Platforms For this project (and, in general, for most machine learning or data science projects) you will need a Jupyter notebook with Python 3. Jupyter allows you to create documents mixing text, equations, code, and visualizations.
The Jupyter project itself recommends Anaconda if you intend to run notebooks locally on a laptop or desktop computer, but there are several cloud services that offer free Jupyter notebooks, including MIcrosoft Azure Notebooks and Google Colaboratory.
Libraries You may write your code using standard Python 3, but you are encouraged to use NumPy to implement vector operations such as dot product. Use the Matplotlib library to generate plots. You may not use machine learning libraries such as scikit-learn.
Dataset The file dataset.py contains the letters A through Z as 5-by-7 dot-matrix fonts, in a format similar to the Hebb Net example for character recognition. There are two different fonts, one for training and one for test.
Training Perceptrons Implement one perceptron for each letter, for a total of 26. Each perceptron should learn to output 1 for its assigned letter and 0 for all other letters. Begin with weights and biases initialized to random values (rather than zero) for each perceptron, and apply the perceptron learning algorithm until all items in the training set are classified correctly or until it becomes clear that the weights will not converge.

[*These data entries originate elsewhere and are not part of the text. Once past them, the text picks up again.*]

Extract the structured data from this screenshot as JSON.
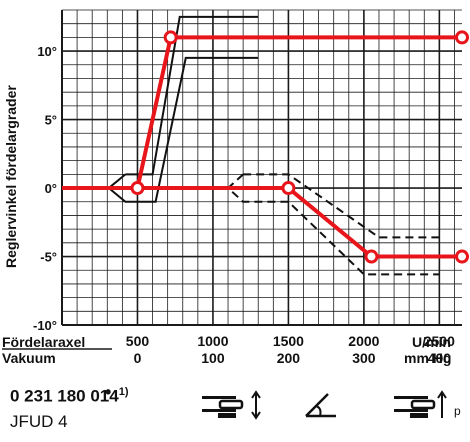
{
  "chart_data": {
    "type": "line",
    "ylabel": "Reglervinkel fördelargrader",
    "ylim": [
      -10,
      13
    ],
    "xlim": [
      0,
      2650
    ],
    "y_ticks": [
      {
        "value": 10,
        "label": "10°"
      },
      {
        "value": 5,
        "label": "5°"
      },
      {
        "value": 0,
        "label": "0°"
      },
      {
        "value": -5,
        "label": "-5°"
      },
      {
        "value": -10,
        "label": "-10°"
      }
    ],
    "x_axis_rows": [
      {
        "name": "Fördelaraxel",
        "unit": "U/min",
        "ticks": [
          "500",
          "1000",
          "1500",
          "2000",
          "2500"
        ],
        "positions": [
          500,
          1000,
          1500,
          2000,
          2500
        ]
      },
      {
        "name": "Vakuum",
        "unit": "mm Hg",
        "ticks": [
          "0",
          "100",
          "200",
          "300",
          "400"
        ],
        "positions": [
          500,
          1000,
          1500,
          2000,
          2500
        ]
      }
    ],
    "grid": true,
    "series": [
      {
        "color": "#e8151b",
        "points": [
          [
            0,
            0
          ],
          [
            500,
            0
          ],
          [
            720,
            11
          ],
          [
            2650,
            11
          ]
        ],
        "markers": [
          [
            500,
            0
          ],
          [
            720,
            11
          ],
          [
            2650,
            11
          ]
        ]
      },
      {
        "color": "#e8151b",
        "points": [
          [
            0,
            0
          ],
          [
            1500,
            0
          ],
          [
            2050,
            -5
          ],
          [
            2650,
            -5
          ]
        ],
        "markers": [
          [
            1500,
            0
          ],
          [
            2050,
            -5
          ],
          [
            2650,
            -5
          ]
        ]
      }
    ],
    "tolerance_bands": [
      {
        "style": "solid",
        "points": [
          [
            420,
            1
          ],
          [
            600,
            1
          ],
          [
            780,
            12.5
          ],
          [
            1300,
            12.5
          ]
        ]
      },
      {
        "style": "solid",
        "points": [
          [
            420,
            1
          ],
          [
            310,
            0
          ],
          [
            420,
            -1
          ],
          [
            620,
            -1
          ],
          [
            820,
            9.5
          ],
          [
            1300,
            9.5
          ]
        ]
      },
      {
        "style": "dashed",
        "points": [
          [
            1200,
            1
          ],
          [
            1500,
            1
          ],
          [
            2100,
            -3.6
          ],
          [
            2500,
            -3.6
          ]
        ]
      },
      {
        "style": "dashed",
        "points": [
          [
            1200,
            1
          ],
          [
            1100,
            0
          ],
          [
            1200,
            -1
          ],
          [
            1500,
            -1
          ],
          [
            2000,
            -6.3
          ],
          [
            2500,
            -6.3
          ]
        ]
      }
    ]
  },
  "part_number": "0 231 180 014",
  "footnote_mark": "1)",
  "model": "JFUD 4",
  "icon_label": "p",
  "icons": [
    "adjust-screw-icon",
    "angle-icon",
    "pressure-screw-icon"
  ],
  "colors": {
    "curve": "#e8151b",
    "grid": "#1a1a1a"
  }
}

As each item in the training set is classified by each perceptron, record whether the output was correct or not. At the end of each pass through the training set by a perceptron, record the error rate (number of misclassified items) of that perceptron for that epoch.
If a letter is linearly separable from the others and the learning rate is small enough, you should see a downward trend in error rate until each point is classified correctly. You may wish to use Matplotlib to plot the error rate as a function of the number of epoch s in order to visualize this trend.
Q. Are all letters in the training set linearly separable?
Testing the Learned Weights Once the perceptrons have been trained (in other words, once the perceptrons for the letters which are linearly separable from the other letters have converged), test each trained perceptron against the letters in the test set.
Q. Are all letters in the test set correctly classified?
If any items in the test set are misclassified, compare them to the corresponding items in the training set.
Q. How similar are the misclassified items to the items in the training set?